Prove that if $R$ is transitive, then so is $S$. Why did the empty set have to be excluded from the set $B$ to make this proof work?
I am trying to find a counterexample to justify the exclusion of the empty set from this proof. So, I define:
- $R = \{(1,2), (2,1), (1,1), (2,2)\}$
- $A = \{1,2\}$
- $B = \{X \in P (A)\} = \{\emptyset, \{1\}, \{2\}, \{1,2\}\}$
Can I find a suitable counterexample with these sets? Why does $S$ lose transitivity property if the empty set is not excluded ?
The problem is that if $X=\varnothing$, then $\forall x\in X\,\forall y\in Y\,(xRy)$ is vacuously true for every $Y\subseteq A$. What could make it false? There would have to be some $x\in X$ and some $y\in Y$ such that $x\not Ry$. But if $X=\varnothing$, there isn’t any $x\in X$ at all, so it’s impossible for such a pair of $x$ and $y$ to exist.

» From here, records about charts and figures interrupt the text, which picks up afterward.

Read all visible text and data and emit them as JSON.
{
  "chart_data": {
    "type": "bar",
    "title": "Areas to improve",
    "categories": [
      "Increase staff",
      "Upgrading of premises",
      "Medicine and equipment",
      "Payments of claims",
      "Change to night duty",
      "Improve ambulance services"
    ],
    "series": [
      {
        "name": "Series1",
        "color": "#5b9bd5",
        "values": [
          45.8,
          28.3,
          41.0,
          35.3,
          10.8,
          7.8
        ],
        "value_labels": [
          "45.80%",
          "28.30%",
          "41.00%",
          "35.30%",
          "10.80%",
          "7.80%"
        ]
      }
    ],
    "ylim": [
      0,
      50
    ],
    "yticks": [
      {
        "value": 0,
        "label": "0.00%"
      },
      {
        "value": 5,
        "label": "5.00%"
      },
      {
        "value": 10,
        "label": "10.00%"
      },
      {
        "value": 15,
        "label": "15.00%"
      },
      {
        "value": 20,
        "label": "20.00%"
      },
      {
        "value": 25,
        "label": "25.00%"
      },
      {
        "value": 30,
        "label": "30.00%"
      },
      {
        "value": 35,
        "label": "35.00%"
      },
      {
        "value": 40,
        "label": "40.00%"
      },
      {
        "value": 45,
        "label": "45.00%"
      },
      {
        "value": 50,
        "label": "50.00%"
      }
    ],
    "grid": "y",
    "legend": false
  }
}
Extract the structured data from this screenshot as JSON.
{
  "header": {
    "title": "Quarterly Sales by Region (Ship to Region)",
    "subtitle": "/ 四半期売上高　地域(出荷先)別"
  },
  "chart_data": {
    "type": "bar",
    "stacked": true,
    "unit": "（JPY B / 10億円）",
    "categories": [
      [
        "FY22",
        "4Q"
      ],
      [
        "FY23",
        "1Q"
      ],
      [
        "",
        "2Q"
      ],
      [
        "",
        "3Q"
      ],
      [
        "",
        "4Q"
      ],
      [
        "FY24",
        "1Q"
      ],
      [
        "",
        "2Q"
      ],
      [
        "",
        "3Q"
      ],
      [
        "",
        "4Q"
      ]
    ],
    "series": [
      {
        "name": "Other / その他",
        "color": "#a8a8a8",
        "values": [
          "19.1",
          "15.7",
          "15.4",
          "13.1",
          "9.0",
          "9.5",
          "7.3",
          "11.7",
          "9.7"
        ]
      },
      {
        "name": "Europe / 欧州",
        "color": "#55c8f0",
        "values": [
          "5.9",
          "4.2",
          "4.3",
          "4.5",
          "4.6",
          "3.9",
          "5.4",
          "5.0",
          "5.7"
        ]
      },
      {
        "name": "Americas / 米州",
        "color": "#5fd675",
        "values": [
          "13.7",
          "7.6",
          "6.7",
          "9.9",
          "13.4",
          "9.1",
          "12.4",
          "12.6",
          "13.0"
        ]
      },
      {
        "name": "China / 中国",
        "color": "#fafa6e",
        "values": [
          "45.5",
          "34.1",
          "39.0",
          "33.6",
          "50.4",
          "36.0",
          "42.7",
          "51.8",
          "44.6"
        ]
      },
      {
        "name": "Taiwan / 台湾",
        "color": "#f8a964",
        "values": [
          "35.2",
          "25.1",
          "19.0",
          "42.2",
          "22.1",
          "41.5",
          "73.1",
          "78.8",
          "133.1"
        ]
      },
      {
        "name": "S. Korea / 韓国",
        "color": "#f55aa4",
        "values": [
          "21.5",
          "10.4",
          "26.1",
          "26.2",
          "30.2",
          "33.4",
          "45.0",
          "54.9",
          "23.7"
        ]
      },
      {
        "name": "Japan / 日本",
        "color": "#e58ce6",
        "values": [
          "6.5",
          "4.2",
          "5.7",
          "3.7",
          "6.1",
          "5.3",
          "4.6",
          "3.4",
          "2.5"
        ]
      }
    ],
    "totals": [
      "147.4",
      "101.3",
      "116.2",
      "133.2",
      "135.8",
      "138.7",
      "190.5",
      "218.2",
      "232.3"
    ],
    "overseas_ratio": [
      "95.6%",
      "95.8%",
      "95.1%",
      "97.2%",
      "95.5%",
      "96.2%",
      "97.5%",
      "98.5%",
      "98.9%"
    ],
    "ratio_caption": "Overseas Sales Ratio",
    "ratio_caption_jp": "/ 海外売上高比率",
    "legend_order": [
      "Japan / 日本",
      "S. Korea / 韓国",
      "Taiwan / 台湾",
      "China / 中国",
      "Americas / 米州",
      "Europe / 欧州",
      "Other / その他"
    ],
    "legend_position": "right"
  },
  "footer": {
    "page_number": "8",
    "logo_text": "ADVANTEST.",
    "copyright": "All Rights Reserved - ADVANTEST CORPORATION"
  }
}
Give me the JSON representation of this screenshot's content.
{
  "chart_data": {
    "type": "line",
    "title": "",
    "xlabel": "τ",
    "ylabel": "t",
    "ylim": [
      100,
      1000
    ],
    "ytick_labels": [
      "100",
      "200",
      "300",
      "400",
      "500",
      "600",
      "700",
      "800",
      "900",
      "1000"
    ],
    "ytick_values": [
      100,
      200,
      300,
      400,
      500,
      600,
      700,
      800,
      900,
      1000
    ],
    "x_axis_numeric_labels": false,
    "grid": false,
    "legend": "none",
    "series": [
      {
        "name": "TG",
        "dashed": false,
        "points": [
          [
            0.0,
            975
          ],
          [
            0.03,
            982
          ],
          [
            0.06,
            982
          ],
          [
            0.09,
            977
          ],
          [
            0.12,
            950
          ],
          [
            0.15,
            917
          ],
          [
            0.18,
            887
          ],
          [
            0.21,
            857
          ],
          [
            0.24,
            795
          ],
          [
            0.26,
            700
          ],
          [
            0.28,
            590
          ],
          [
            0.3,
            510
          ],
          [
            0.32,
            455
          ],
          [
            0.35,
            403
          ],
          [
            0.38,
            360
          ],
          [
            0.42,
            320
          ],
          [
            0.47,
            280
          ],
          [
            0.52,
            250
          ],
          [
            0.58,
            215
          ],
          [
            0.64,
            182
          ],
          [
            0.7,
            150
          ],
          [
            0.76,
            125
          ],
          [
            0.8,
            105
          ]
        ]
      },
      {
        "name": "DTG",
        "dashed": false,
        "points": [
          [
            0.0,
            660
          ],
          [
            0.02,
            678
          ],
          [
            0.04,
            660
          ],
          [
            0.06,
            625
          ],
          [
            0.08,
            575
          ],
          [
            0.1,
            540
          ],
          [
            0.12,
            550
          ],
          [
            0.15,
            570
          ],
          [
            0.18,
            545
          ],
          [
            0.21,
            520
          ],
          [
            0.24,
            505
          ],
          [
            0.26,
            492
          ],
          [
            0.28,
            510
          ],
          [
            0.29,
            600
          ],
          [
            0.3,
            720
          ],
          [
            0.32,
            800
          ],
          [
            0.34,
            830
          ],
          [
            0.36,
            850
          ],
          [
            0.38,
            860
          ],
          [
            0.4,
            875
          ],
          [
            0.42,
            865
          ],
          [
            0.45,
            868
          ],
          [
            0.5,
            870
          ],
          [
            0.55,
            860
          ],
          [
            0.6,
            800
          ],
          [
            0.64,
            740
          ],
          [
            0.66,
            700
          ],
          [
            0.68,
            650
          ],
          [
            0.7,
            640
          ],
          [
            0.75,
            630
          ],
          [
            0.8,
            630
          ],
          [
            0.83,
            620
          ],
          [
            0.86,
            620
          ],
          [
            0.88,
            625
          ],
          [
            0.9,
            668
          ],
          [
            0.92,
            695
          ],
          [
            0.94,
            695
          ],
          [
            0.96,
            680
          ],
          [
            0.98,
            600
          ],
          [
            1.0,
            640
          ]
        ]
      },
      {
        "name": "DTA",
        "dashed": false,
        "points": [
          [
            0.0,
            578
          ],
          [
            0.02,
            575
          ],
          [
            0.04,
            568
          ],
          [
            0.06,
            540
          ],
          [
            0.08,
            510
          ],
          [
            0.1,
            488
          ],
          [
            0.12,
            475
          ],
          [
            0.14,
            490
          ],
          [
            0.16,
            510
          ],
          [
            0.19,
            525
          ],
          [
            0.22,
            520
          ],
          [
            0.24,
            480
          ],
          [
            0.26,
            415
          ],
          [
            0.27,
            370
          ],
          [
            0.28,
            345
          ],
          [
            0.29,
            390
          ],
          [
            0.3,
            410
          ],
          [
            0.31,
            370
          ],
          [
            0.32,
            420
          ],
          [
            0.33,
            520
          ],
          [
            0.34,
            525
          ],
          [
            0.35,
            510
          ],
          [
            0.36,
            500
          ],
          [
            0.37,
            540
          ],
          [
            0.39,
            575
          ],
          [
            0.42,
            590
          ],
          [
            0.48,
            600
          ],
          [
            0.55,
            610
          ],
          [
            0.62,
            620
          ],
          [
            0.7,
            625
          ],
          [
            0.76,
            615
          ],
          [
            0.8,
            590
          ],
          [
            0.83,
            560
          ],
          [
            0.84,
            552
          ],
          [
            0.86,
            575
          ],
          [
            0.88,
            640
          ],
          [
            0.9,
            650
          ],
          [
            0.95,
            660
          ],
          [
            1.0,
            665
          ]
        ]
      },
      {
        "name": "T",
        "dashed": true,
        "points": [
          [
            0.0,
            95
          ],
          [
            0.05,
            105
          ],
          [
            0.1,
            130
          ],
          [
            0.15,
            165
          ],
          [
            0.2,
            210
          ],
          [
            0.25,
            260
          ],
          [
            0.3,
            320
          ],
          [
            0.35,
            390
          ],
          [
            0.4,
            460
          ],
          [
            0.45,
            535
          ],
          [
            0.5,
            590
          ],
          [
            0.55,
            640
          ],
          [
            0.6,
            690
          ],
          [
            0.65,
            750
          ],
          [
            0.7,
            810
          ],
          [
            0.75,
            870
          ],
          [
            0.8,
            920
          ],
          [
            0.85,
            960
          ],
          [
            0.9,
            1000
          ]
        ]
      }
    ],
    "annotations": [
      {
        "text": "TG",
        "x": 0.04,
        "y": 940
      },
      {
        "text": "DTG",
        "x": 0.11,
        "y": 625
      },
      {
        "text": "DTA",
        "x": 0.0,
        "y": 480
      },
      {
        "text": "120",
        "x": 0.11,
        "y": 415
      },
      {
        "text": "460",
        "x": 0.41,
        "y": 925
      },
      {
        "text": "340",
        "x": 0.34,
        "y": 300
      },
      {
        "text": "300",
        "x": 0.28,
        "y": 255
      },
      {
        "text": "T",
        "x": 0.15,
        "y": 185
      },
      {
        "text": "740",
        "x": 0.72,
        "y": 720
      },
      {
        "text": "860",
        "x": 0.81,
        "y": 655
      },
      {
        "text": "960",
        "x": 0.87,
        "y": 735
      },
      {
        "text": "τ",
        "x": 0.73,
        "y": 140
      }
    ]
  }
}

Now take $X$ and $Y$ to be two subsets of $A$ such that $X\not S Y$. Then $XS\varnothing$ and $\varnothing SY$, but $X\not SY$, so $S$ is not transitive. Your example won’t work, because all subsets of your $A$ are related by $S$, but it could be changed easily enough; try $R=\{\langle 1,1\rangle,\langle 1,2\rangle,\langle 2,2\rangle\}$, the $\le$ relation on $A$, and $X=\{2\}$. (I’ll let you find a $Y$ such that $X\not SY$.)